A Pixar gosta de surpreender, isso é um fato. Uma das maiores surpresas foi demorar quatorze anos para trazer a continuação de seu sucesso mais "sequenciável". Os Incríveis (2004), terminava com a família de super-heróis mais bem sucedida dos cinemas, iniciando uma luta com o escavador. Gancho excelente que foi aproveitado nesta tardia sequencia, Os Incríveis 2 continua a história exatamente onde o filme anterior a deixou.

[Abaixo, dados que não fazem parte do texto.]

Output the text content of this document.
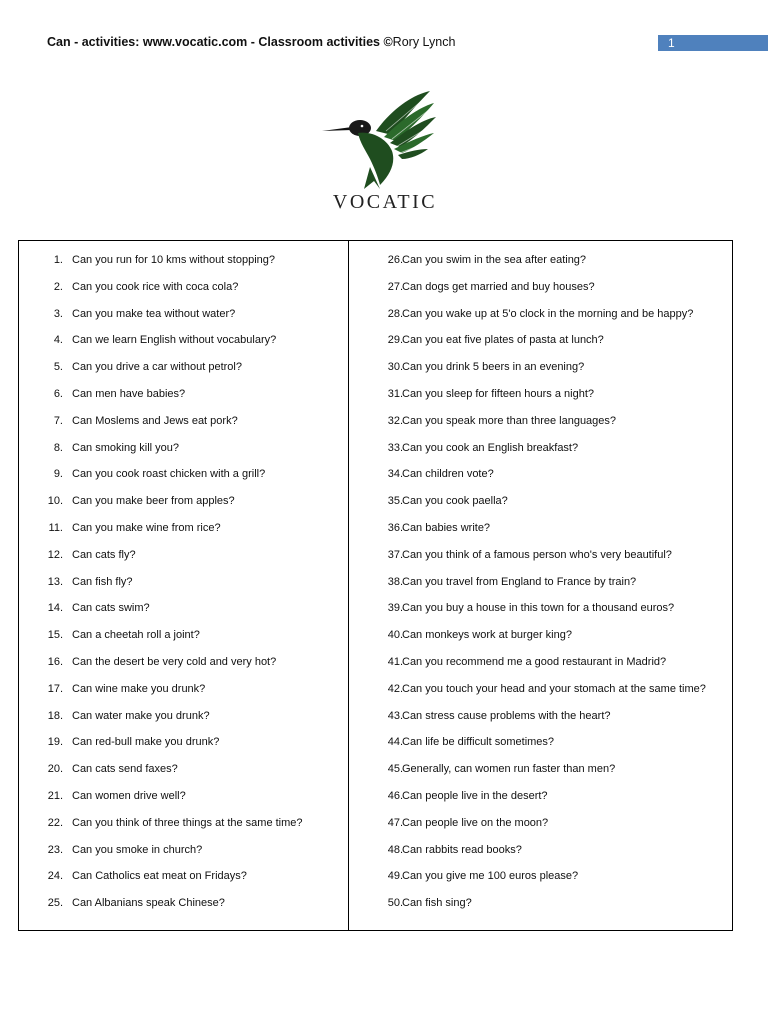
Can - activities: www.vocatic.com - Classroom activities ©Rory Lynch	1
VOCATIC
1. Can you run for 10 kms without stopping?
2. Can you cook rice with coca cola?
3. Can you make tea without water?
4. Can we learn English without vocabulary?
5. Can you drive a car without petrol?
6. Can men have babies?
7. Can Moslems and Jews eat pork?
8. Can smoking kill you?
9. Can you cook roast chicken with a grill?
10. Can you make beer from apples?
11. Can you make wine from rice?
12. Can cats fly?
13. Can fish fly?
14. Can cats swim?
15. Can a cheetah roll a joint?
16. Can the desert be very cold and very hot?
17. Can wine make you drunk?
18. Can water make you drunk?
19. Can red-bull make you drunk?
20. Can cats send faxes?
21. Can women drive well?
22. Can you think of three things at the same time?
23. Can you smoke in church?
24. Can Catholics eat meat on Fridays?
25. Can Albanians speak Chinese?
26. Can you swim in the sea after eating?
27. Can dogs get married and buy houses?
28. Can you wake up at 5'o clock in the morning and be happy?
29. Can you eat five plates of pasta at lunch?
30. Can you drink 5 beers in an evening?
31. Can you sleep for fifteen hours a night?
32. Can you speak more than three languages?
33. Can you cook an English breakfast?
34. Can children vote?
35. Can you cook paella?
36. Can babies write?
37. Can you think of a famous person who's very beautiful?
38. Can you travel from England to France by train?
39. Can you buy a house in this town for a thousand euros?
40. Can monkeys work at burger king?
41. Can you recommend me a good restaurant in Madrid?
42. Can you touch your head and your stomach at the same time?
43. Can stress cause problems with the heart?
44. Can life be difficult sometimes?
45. Generally, can women run faster than men?
46. Can people live in the desert?
47. Can people live on the moon?
48. Can rabbits read books?
49. Can you give me 100 euros please?
50. Can fish sing?
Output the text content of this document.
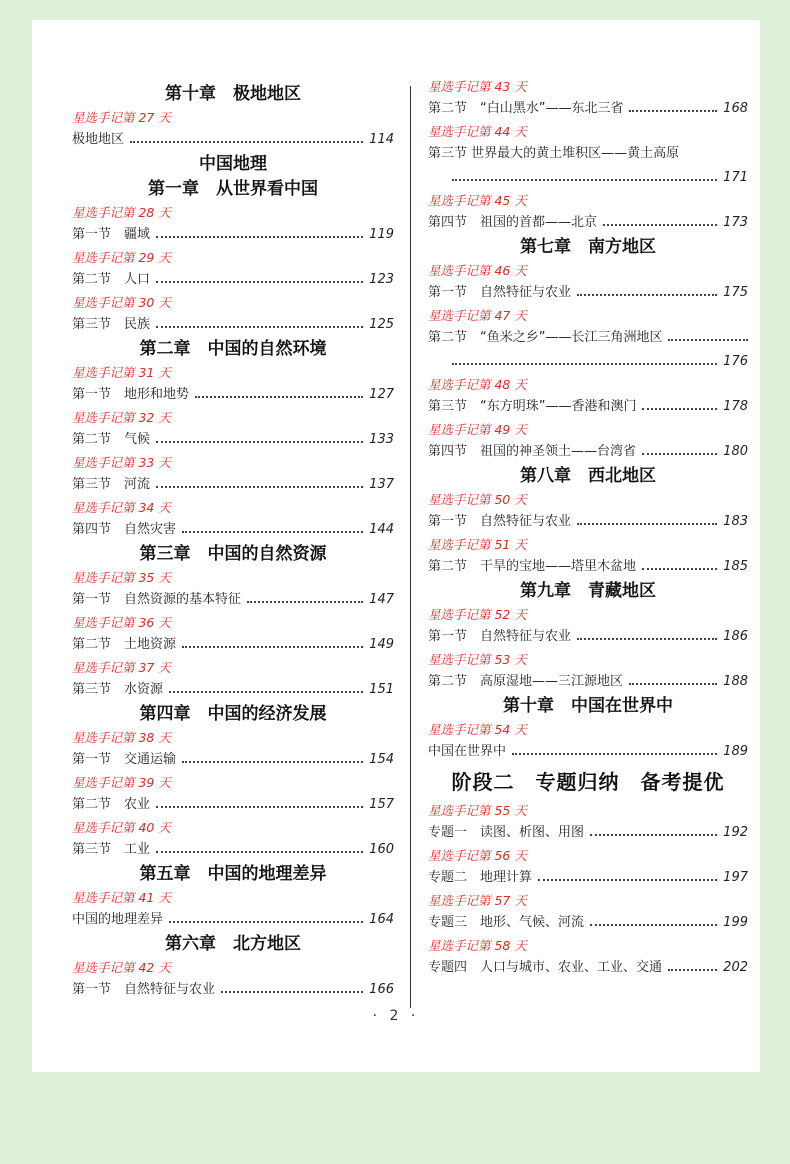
第十章　极地地区
星选手记第 27 天
极地地区	114
中国地理
第一章　从世界看中国
星选手记第 28 天
第一节　疆域	119
星选手记第 29 天
第二节　人口	123
星选手记第 30 天
第三节　民族	125
第二章　中国的自然环境
星选手记第 31 天
第一节　地形和地势	127
星选手记第 32 天
第二节　气候	133
星选手记第 33 天
第三节　河流	137
星选手记第 34 天
第四节　自然灾害	144
第三章　中国的自然资源
星选手记第 35 天
第一节　自然资源的基本特征	147
星选手记第 36 天
第二节　土地资源	149
星选手记第 37 天
第三节　水资源	151
第四章　中国的经济发展
星选手记第 38 天
第一节　交通运输	154
星选手记第 39 天
第二节　农业	157
星选手记第 40 天
第三节　工业	160
第五章　中国的地理差异
星选手记第 41 天
中国的地理差异	164
第六章　北方地区
星选手记第 42 天
第一节　自然特征与农业	166
星选手记第 43 天
第二节　“白山黑水”——东北三省	168
星选手记第 44 天
第三节 世界最大的黄土堆积区——黄土高原
171
星选手记第 45 天
第四节　祖国的首都——北京	173
第七章　南方地区
星选手记第 46 天
第一节　自然特征与农业	175
星选手记第 47 天
第二节　“鱼米之乡”——长江三角洲地区
176
星选手记第 48 天
第三节　“东方明珠”——香港和澳门	178
星选手记第 49 天
第四节　祖国的神圣领土——台湾省	180
第八章　西北地区
星选手记第 50 天
第一节　自然特征与农业	183
星选手记第 51 天
第二节　干旱的宝地——塔里木盆地	185
第九章　青藏地区
星选手记第 52 天
第一节　自然特征与农业	186
星选手记第 53 天
第二节　高原湿地——三江源地区	188
第十章　中国在世界中
星选手记第 54 天
中国在世界中	189
阶段二　专题归纳　备考提优
星选手记第 55 天
专题一　读图、析图、用图	192
星选手记第 56 天
专题二　地理计算	197
星选手记第 57 天
专题三　地形、气候、河流	199
星选手记第 58 天
专题四　人口与城市、农业、工业、交通	202
· 2 ·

Após salvar o mundo do Síndrome e do escavador, era de se esperar que a opinião das pessoas quanto aos heróis melhorasse, certo? Errado, o grande público ainda é contra suas atividades e os estragos consequentes dela. Com o programa de proteção à super-heróis encerrado, sem casa (lembra que explodiu no longa anterior?) e sem emprego, a família Pera se encontra em apuros quando os irmãos Winston e Evelyn Deavor (respectivamente Bob Odenkirk e Catherine Keener no original, Otaviano Costa e Flávia Alessandra na versão dublada), aparecem com um plano para melhorar a imagem das pessoas com poderes. Assim, a Mulher elástica (Holly Hunter) é escalada para mostrar o ponto de vista daqueles que estão em ação, enquanto o Senhor Incrível (Craig T. Nelson) fica responsável por cuidar da família. É claro, um misterioso novo vilão aparece para colocar tudo em risco.
Sim, empoderamento feminino e inversões dos "tradicionais" papéis impostos pela sociedade patriarcal são os temas desta nova aventura da família Pera. Mostrando que o estúdio continua atento às discussões da sociedade atual. Helena precisa provar aos outros que é uma heroína tão eficiente quanto qualquer homem, ao mesmo tempo que precisa confiar que sua família pode sobreviver sem ela. Já Beto precisa superar a inveja por sua esposa ser considerada mais apta que ela, e descobrir que o trabalho de casa é tão difícil e digno quanto salvar o universo.
Desafios que conversam muito bem não apenas com temas atuais, mas com toda a simbologia criada em torno dos personagens. Da mulher que se estica para dar conta de tudo, ao pai de família que é sua maior proteção, a dupla precisa descobrir como utilizar seus dons, literais e metafóricos em novos contextos. As crianças também tentam encontrar seu lugar nesse novo contexto familiar, embora com arcos muito mais simples. Eles são meros complicadores para os desafios dos pais. Zezé, no entanto, rouba a cena com seus recém adquiridos poderes, e sua completa falta de controle e noção de perigo, afinal ele é um bebê.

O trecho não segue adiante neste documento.